• Tutorials >
  • Getting Started with Distributed Checkpoint (DCP)
Shortcuts

Getting Started with Distributed Checkpoint (DCP)

Author: Iris Zhang, Rodrigo Kumpera, Chien-Chin Huang

Note

edit View and edit this tutorial in github.

Prerequisites:

Checkpointing AI models during distributed training could be challenging, as parameters and gradients are partitioned across trainers and the number of trainers available could change when you resume training. Pytorch Distributed Checkpointing (DCP) can help make this process easier.

In this tutorial, we show how to use DCP APIs with a simple FSDP wrapped model.

How DCP works

torch.distributed.checkpoint() enables saving and loading models from multiple ranks in parallel. In addition, checkpointing automatically handles fully-qualified-name (FQN) mappings across models and optimizers, enabling load-time resharding across differing cluster topologies.

DCP is different from torch.save() and torch.load() in a few significant ways:

  • It produces multiple files per checkpoint, with at least one per rank.
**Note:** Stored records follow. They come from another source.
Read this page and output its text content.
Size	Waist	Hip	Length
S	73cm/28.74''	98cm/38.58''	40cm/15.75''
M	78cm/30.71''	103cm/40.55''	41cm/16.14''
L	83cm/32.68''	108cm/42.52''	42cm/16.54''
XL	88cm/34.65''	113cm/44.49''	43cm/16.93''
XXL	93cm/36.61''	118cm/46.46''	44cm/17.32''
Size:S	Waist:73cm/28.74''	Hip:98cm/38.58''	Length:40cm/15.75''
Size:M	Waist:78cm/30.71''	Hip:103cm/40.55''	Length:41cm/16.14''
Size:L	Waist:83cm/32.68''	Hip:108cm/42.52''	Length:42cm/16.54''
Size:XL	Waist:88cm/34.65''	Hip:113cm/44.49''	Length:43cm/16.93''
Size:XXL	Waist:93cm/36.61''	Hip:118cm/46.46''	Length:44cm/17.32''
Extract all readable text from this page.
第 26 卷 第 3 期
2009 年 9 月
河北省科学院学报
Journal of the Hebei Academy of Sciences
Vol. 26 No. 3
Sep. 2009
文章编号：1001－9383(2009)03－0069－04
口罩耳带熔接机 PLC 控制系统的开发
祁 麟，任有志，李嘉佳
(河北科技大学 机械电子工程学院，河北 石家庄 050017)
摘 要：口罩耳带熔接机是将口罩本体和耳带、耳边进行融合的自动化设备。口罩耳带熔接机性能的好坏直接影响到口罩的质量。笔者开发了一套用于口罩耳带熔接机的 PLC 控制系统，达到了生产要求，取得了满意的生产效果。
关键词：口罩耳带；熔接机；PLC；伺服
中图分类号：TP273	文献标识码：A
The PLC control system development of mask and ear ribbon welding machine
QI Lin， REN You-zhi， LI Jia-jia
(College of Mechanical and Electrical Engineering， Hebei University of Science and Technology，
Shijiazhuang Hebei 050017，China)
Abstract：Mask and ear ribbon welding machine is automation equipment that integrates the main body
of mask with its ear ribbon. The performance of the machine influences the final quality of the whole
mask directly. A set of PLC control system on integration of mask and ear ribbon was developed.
  • It operates in place, meaning that the model should allocate its data first and DCP uses that storage instead.

Note

The code in this tutorial runs on an 8-GPU server, but it can be easily generalized to other environments.

How to use DCP

Here we use a toy model wrapped with FSDP for demonstration purposes. Similarly, the APIs and logic can be applied to larger models for checkpointing.

Saving

Now, let’s create a toy module, wrap it with FSDP, feed it with some dummy input data, and save it.

import os

import torch
import torch.distributed as dist
import torch.distributed.checkpoint as DCP
import torch.multiprocessing as mp
import torch.nn as nn

from torch.distributed.fsdp import FullyShardedDataParallel as FSDP
from torch.distributed.fsdp.fully_sharded_data_parallel import StateDictType

CHECKPOINT_DIR = "checkpoint"


class ToyModel(nn.Module):
    def __init__(self):
        super(ToyModel, self).__init__()
        self.net1 = nn.Linear(16, 16)
        self.relu = nn.ReLU()
        self.net2 = nn.Linear(16, 8)

    def forward(self, x):
        return self.net2(self.relu(self.net1(x)))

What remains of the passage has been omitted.